Exchange agreements have in recent years been concluded with the Polish Foreign Ministry and the Polish State Archives, opening new opportunities for the acquisition of microfilms. Among the first collections that have been filmed are the Polish Foreign Ministry holdings on U.S.-Polish relations during 1945-1960. Central Military Archives have contributed a large collection of documents on microfilm, mostly on the early years of the cold war, 1945-1950. Additionally, the Hoover Institution is receiving extensive microfilms from the archives of the Central Committee of the Polish United Workers’ Party. In exchange, the Polish State Archives has received microfilm copies of eighteen Hoover collections pertaining to Poland (altogether about 1.6 frames), mostly from the World War II era.

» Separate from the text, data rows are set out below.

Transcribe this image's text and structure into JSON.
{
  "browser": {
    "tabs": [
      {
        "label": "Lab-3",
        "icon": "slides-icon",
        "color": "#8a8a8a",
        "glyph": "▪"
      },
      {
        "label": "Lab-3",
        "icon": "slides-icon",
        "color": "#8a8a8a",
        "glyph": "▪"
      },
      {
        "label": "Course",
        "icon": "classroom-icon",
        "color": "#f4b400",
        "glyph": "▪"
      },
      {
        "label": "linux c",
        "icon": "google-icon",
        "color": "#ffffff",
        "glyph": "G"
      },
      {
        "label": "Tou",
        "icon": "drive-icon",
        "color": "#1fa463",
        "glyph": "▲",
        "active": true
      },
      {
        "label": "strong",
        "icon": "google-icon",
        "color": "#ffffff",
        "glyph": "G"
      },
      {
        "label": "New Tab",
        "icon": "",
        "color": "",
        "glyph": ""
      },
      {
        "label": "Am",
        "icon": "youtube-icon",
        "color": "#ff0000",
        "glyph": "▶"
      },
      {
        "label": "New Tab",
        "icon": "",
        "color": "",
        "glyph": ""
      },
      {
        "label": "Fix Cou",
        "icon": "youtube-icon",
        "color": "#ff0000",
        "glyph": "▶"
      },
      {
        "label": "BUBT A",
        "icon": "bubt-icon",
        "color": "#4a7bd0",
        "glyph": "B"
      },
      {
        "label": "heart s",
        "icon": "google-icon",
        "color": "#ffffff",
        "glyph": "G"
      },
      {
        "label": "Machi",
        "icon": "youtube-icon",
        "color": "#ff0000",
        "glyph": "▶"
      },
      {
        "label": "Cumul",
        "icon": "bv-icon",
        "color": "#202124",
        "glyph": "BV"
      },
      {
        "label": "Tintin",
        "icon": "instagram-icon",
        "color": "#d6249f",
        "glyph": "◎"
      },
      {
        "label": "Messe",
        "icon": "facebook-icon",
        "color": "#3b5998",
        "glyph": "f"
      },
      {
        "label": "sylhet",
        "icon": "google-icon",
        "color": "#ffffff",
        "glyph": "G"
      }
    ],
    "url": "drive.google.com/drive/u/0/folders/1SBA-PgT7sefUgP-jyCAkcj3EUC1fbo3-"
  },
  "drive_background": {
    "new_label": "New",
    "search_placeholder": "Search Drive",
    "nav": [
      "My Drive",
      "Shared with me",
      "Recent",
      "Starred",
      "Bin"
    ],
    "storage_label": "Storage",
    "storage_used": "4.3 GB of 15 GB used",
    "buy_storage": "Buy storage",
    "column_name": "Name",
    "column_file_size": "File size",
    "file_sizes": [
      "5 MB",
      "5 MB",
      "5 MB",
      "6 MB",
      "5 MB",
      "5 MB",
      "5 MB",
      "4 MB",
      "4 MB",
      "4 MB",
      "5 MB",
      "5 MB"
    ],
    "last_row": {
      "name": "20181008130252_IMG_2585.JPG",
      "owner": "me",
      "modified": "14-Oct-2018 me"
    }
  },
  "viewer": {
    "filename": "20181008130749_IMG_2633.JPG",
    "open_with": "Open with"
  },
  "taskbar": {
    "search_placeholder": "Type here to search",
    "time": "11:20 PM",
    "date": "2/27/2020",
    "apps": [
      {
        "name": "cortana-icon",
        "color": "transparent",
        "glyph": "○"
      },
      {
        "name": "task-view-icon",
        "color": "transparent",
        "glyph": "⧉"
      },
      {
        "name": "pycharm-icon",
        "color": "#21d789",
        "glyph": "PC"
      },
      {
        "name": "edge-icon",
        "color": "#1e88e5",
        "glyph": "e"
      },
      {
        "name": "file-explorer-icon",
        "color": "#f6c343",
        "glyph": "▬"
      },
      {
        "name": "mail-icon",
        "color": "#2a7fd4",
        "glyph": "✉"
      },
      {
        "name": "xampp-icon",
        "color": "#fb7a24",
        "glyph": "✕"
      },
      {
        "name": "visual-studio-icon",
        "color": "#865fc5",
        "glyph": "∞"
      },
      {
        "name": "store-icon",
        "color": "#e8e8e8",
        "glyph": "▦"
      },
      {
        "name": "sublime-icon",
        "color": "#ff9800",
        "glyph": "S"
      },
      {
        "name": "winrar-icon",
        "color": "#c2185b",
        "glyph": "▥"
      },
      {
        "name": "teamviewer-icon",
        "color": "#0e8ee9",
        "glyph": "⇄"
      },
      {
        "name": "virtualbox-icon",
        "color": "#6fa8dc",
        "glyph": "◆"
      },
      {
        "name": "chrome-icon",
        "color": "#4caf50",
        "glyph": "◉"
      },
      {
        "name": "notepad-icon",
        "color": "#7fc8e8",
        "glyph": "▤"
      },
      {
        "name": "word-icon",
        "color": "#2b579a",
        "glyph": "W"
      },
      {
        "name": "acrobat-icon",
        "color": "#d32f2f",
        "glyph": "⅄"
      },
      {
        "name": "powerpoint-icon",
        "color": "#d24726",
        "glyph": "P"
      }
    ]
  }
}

During 2001, the Hoover Institution acquired two large and comprehensive collections on the Polish People’s Republic: the complete files of the Polish News Bulletin (226 manuscript boxes) and the Archives of the Council of Ministers. The PNB—a joint translation project of the American and British Embassies in Warsaw during the entire period of communist Poland—was one of the principal sources of information on Poland for American and British diplomats. The Council of Ministers’ collection, on 108 CD-ROMs, containing about 450 shelf-feet of archives, represents virtually the complete record of the highest executive body of the Government of People’s Poland, declassified only in 2001. The collection is being organized, a process which will take several years to complete.